What is the difference between using squared brackets or dot to access a column?
Solution 1:
The "dot notation", i.e. df.col2
is the attribute access that's exposed as a convenience.
You may access an index on a Series, column on a DataFrame, and an item on a Panel directly as an attribute:
df['col2']
does the same: it returns a pd.Series
of the column.
A few caveats about attribute access:
- you cannot add a column (
df.new_col = x
won't work, worse: it will silently actually create a new attribute rather than a column - think monkey-patching here) - it won't work if you have spaces in the column name or if the column name is an integer.
Solution 2:
They are the same as long you're accessing a single column with a simple name, but you can do more with the bracket notation. You can only use df.col
if the column name is a valid Python identifier (e.g., does not contains spaces and other such stuff).
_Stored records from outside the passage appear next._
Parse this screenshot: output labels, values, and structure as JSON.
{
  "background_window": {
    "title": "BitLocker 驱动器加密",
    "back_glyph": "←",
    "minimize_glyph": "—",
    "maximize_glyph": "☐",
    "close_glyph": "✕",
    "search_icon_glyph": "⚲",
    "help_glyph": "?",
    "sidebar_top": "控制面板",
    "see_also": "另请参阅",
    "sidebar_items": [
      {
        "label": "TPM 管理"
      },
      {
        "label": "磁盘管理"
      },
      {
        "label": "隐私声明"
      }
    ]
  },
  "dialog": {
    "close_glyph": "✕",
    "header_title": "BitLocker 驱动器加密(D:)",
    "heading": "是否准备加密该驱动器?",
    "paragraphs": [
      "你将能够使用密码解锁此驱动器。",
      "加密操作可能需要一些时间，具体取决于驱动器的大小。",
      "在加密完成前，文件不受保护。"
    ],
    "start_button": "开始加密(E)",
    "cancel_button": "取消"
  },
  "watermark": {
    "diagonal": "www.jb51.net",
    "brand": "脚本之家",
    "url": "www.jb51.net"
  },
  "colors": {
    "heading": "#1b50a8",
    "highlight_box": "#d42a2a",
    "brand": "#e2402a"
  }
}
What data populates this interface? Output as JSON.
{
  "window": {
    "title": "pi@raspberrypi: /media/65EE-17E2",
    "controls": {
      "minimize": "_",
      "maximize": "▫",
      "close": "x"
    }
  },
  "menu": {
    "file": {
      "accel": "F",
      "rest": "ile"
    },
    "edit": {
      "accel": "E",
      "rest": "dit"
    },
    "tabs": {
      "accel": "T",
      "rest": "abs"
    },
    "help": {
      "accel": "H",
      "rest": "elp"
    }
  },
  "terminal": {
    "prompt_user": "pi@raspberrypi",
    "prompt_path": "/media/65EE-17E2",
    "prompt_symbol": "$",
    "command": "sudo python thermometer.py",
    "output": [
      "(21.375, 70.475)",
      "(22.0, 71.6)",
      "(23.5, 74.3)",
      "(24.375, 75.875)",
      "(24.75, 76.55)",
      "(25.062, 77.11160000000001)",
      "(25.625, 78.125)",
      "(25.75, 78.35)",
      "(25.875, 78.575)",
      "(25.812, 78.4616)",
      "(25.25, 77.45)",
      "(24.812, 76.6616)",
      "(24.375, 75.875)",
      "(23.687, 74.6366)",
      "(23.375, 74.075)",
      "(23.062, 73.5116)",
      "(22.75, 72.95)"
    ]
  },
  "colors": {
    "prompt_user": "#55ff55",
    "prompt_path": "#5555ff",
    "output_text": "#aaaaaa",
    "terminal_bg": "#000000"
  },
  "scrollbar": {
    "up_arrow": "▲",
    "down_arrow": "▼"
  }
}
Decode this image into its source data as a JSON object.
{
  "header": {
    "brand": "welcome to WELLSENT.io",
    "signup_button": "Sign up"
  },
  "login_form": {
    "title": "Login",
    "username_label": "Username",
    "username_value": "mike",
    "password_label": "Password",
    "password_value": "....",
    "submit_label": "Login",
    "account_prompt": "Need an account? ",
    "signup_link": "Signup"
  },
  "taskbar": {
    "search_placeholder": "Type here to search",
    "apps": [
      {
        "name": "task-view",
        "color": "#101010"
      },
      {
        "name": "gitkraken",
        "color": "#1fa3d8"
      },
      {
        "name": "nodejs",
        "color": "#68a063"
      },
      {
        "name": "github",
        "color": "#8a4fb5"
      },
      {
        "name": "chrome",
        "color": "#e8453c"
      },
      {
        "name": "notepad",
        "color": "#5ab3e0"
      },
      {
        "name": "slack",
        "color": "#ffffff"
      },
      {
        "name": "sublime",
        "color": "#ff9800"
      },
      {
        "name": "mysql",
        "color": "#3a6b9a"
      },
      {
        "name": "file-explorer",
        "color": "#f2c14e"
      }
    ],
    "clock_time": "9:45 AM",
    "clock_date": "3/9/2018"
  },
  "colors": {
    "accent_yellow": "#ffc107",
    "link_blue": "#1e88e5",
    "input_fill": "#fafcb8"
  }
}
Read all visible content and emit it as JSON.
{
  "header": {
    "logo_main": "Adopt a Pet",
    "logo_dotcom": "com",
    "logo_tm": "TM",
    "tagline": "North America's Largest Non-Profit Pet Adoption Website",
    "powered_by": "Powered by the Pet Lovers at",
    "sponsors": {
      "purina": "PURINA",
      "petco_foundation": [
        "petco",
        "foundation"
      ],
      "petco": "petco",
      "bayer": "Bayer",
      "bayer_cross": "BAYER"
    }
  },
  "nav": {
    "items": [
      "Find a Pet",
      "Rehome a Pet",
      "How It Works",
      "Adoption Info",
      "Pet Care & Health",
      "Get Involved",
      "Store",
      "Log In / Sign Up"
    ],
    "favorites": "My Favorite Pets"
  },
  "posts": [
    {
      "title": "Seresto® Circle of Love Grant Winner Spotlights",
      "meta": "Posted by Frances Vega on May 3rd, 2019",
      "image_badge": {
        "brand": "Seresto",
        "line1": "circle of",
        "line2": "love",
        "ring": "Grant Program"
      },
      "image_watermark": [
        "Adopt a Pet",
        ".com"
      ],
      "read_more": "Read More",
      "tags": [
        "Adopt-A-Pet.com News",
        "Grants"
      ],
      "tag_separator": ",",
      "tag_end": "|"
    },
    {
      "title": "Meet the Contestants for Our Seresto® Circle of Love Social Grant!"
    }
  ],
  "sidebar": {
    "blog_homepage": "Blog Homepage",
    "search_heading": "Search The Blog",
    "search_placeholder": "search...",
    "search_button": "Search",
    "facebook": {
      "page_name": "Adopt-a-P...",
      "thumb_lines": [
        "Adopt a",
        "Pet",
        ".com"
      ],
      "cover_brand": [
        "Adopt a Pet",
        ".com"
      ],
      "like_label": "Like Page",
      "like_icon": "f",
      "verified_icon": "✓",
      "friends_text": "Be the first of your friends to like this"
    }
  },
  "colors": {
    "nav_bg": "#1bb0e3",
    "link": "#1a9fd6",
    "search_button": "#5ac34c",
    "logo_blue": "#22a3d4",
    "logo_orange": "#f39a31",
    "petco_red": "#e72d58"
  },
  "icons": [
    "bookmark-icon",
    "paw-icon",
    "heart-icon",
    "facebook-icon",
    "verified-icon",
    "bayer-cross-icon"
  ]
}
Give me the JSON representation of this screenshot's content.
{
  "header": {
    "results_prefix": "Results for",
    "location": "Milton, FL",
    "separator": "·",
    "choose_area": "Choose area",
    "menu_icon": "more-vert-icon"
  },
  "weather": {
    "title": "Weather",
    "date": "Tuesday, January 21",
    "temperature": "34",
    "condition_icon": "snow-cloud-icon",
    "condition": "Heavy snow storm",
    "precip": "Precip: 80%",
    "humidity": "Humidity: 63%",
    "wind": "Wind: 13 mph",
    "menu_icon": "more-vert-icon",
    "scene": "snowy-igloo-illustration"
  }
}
Also, you may encounter surprises if your column name clashes with a pandas method name (like sum
). With brackets you can select multiple columns (e.g., df[['col1', 'col2']]
) or add a new column (df['newcol'] = ...
), which can't be done with dot access.
The other question you linked to applies, but that is a much more general question. Python objects get to define how the .
and []
operators apply to them. Pandas DataFrames have chosen to make them the same for this limited case of accessing single columns, with the caveats described above.